HealthTap, a platform that began as a question-and-answer service where patients can send in health questions to verified doctors, will now help victims of natural disasters and terrorist attacks.
On Wednesday, the telemedicine startup launched a new service, HealthTap SOS, which it plans to license to municipalities and insurance firms around the world, announced founder and CEO Ron Gutman, speaking at the World Economic Forum in Davos, Switzerland.
In the event of an earthquake, hurricane, or tsunami, for instance, residents of an affected area will be able to text, call or video chat in real-time with one of HealthTap's network of 85,000 doctors. Meanwhile, the company will aggregate data based on these interactions (i.e., common injuries) pushing it back to relief forces, as well as to the government and to global media outlets.

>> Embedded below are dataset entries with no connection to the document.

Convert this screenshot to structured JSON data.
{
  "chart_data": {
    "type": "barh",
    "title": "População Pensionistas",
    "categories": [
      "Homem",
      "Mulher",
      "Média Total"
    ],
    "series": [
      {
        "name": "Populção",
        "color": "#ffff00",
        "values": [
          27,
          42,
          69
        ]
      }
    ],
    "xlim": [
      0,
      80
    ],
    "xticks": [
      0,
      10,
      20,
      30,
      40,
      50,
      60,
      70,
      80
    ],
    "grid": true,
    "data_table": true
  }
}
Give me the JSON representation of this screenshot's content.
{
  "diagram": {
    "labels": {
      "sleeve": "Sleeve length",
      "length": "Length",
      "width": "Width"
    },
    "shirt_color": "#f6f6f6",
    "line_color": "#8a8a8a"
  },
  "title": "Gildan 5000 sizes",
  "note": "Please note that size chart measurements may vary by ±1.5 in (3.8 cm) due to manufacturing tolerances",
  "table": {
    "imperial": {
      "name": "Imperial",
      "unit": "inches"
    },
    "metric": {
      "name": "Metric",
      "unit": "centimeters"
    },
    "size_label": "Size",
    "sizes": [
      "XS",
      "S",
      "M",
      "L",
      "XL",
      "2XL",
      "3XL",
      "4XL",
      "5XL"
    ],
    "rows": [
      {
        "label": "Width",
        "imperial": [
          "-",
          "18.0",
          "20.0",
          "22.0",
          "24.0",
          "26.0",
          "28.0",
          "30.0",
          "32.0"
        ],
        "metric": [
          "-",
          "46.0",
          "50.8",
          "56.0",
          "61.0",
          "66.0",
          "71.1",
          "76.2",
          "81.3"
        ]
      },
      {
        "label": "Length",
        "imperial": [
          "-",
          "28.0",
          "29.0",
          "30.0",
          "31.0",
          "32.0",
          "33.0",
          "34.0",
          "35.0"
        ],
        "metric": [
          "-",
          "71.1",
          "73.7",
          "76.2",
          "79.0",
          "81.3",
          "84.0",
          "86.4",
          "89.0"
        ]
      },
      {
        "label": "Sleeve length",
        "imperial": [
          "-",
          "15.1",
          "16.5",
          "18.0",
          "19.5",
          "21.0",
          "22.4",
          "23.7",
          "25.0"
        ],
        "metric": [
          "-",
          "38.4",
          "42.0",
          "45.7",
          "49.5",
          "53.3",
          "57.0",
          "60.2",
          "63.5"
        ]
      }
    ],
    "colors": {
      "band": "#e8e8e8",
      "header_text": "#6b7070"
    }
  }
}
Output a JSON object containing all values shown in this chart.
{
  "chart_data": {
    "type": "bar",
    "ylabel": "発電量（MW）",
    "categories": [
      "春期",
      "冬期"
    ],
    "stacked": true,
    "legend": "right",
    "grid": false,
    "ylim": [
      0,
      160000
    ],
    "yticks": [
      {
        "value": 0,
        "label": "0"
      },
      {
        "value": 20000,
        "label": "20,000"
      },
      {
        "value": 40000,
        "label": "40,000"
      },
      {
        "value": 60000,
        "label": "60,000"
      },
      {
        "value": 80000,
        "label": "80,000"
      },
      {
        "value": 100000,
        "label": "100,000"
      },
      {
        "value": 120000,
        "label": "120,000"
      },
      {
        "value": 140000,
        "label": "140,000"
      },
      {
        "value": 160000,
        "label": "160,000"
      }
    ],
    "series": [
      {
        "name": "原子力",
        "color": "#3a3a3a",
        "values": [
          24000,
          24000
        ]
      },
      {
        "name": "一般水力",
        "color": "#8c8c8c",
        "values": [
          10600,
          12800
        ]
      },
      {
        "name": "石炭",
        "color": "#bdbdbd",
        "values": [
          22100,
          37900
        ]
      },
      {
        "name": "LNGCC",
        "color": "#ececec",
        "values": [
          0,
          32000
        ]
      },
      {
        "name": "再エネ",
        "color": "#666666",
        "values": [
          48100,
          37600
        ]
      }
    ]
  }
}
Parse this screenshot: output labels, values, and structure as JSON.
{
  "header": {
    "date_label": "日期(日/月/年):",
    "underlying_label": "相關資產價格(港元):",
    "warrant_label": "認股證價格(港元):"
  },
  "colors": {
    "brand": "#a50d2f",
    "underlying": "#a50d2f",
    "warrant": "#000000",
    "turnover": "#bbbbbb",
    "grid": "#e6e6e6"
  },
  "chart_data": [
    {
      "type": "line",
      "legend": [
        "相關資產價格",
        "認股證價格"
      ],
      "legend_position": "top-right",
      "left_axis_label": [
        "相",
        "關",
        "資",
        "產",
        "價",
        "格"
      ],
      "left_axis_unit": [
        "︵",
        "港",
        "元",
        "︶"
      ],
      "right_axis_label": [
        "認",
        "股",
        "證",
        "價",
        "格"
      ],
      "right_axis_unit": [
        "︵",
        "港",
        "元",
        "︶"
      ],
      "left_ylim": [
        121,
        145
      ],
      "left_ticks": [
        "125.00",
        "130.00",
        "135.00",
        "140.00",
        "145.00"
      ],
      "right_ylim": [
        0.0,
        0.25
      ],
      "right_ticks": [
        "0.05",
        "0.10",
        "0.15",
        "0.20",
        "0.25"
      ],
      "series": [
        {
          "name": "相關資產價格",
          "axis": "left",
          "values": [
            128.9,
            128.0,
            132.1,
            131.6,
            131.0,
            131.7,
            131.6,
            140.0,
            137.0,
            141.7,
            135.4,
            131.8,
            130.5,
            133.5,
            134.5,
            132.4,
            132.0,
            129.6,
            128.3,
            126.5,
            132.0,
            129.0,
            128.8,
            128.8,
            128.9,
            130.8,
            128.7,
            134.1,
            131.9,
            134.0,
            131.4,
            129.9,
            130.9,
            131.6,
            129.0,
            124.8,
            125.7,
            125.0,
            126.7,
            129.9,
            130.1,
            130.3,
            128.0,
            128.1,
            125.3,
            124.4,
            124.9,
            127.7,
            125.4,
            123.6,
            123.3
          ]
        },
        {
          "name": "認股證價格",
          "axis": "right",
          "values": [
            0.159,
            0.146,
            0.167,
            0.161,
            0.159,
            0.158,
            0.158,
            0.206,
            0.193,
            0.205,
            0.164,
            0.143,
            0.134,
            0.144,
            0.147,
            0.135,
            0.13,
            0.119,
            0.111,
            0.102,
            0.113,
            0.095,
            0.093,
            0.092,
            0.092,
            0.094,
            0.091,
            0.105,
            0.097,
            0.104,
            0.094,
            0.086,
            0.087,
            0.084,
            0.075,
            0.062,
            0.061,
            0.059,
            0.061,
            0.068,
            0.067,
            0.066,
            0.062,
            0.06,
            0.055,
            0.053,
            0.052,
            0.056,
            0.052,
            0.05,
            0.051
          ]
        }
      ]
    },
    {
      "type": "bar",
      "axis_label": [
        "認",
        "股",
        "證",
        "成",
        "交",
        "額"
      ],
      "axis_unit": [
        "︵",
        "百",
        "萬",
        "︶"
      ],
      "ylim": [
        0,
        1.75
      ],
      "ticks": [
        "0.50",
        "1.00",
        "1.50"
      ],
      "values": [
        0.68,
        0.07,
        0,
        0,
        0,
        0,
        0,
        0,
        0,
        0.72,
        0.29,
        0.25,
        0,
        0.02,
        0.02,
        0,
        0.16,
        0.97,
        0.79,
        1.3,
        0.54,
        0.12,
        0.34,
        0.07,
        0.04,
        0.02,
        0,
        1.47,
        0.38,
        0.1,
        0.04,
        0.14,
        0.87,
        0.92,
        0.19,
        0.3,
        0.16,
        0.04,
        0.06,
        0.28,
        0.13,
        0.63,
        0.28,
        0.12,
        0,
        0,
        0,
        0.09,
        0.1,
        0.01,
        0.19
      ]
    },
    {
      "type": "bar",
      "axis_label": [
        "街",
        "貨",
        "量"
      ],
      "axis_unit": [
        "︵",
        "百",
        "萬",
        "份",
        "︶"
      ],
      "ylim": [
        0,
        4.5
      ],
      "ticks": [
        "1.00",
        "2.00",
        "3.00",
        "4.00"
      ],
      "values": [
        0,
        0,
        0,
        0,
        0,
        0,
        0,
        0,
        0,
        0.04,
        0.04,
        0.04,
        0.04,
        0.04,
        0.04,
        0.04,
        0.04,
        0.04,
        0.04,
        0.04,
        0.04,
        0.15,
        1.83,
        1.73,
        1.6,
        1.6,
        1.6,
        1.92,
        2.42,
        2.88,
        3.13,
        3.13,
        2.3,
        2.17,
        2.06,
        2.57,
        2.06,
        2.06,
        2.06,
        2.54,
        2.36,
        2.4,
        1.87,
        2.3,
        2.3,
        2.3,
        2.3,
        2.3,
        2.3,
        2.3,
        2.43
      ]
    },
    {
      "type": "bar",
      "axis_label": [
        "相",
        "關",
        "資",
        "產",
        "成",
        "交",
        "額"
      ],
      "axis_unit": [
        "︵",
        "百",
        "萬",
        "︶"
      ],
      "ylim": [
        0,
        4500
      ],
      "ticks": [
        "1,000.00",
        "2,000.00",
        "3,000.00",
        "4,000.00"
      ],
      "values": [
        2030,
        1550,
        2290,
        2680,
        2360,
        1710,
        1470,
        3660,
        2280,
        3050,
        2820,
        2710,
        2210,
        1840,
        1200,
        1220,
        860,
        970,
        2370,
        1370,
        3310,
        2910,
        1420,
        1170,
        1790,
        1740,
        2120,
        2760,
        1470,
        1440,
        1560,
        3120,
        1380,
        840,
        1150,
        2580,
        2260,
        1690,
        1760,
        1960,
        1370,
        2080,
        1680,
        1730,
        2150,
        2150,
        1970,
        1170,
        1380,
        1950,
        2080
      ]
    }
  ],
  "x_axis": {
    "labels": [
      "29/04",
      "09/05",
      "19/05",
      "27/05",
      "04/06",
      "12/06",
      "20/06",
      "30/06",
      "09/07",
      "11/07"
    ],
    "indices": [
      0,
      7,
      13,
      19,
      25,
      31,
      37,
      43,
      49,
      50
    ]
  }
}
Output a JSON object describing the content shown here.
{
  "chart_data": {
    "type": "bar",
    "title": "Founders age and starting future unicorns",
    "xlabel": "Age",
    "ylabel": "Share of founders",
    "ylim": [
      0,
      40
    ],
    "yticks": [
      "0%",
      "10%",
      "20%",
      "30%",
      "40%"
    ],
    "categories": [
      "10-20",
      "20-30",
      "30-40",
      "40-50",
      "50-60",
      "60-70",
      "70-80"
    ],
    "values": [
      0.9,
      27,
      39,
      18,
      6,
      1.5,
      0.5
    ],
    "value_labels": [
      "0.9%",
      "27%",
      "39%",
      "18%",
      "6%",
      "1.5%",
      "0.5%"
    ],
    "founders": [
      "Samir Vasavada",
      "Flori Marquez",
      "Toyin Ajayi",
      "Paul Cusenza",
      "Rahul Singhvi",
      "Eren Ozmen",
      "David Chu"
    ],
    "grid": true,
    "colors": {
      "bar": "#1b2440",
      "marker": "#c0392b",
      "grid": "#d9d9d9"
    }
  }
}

"When you deploy without observations and data, it's very wasteful," Gutman told Inc. ahead of the announcement. He's confident that his technology, which is priced depending on the risk-level of a particular area, will help to save thousands of lives in future.
The SOS feature uses the same software technology that has catapulted the six-years-old company to success. Initially, the startup launched with a simple consumer product: Patients can subscribe to HealthTap for $99 a month, and receive on-demand care via text, audio or video chat, from doctors with more than 141 different specialties.
To date, HealthTap has raised $35.5 million in venture capital, from high-profile investors including Mohr Davidow Ventures and Khosla Ventures.
HealthTap's diversity of patient tools sets it apart from competing tech companies. It partners with hospitals, licensing its management software for a fee, and it helps corporate clients to manage their employees' health benefits: Workers can receive daily reminders to take a pill, search the database for in-network physicians, and get their health questions answered online and on-demand, among other features. One major corporate client is Flex, the supply chain giant with more than 200,000 global workers, though Gutman notes that selling to hospitals is his fastest-growing branch of business.
Gutman was inspired to launch HealthTap SOS when Flex solicited his help during a flood in Chennai, India in December of 2015, where many Flex employees were injured or trapped in factories.
"The one thing that remains reliable in these kinds of situation is the phone," Gutman recalled.
"We were shocked at how many thousands of physicians were able to help, beyond the doctors that were already standing by. In less than three hours, we were fully deployed in Chennai," he said.
Of course, building out a company that can manage everything from real-time video conferencing to tabulating hundreds of thousands of patient records for a hospital has been a logistical headache. And, if the company's Silicon Valley indication didn't tip you off, Gutman notes that the majority of his nearly 100 staffers are engineers--including the head of sales.
Gutman acknowledges mounting concerns over the security of healthcare technology systems, but insists that his software is just as tight as that of any of the "large public companies." In the early stages, HealthTap went through the extensive SOC 2 Type 2 certification process with the AICPA (American Institute of Certified Public Accountants).
"My mantra for my team is doing good while doing well at scale," Gutman says, looking ahead to the remainder of 2016. "It's not just about building a company. It's about helping people."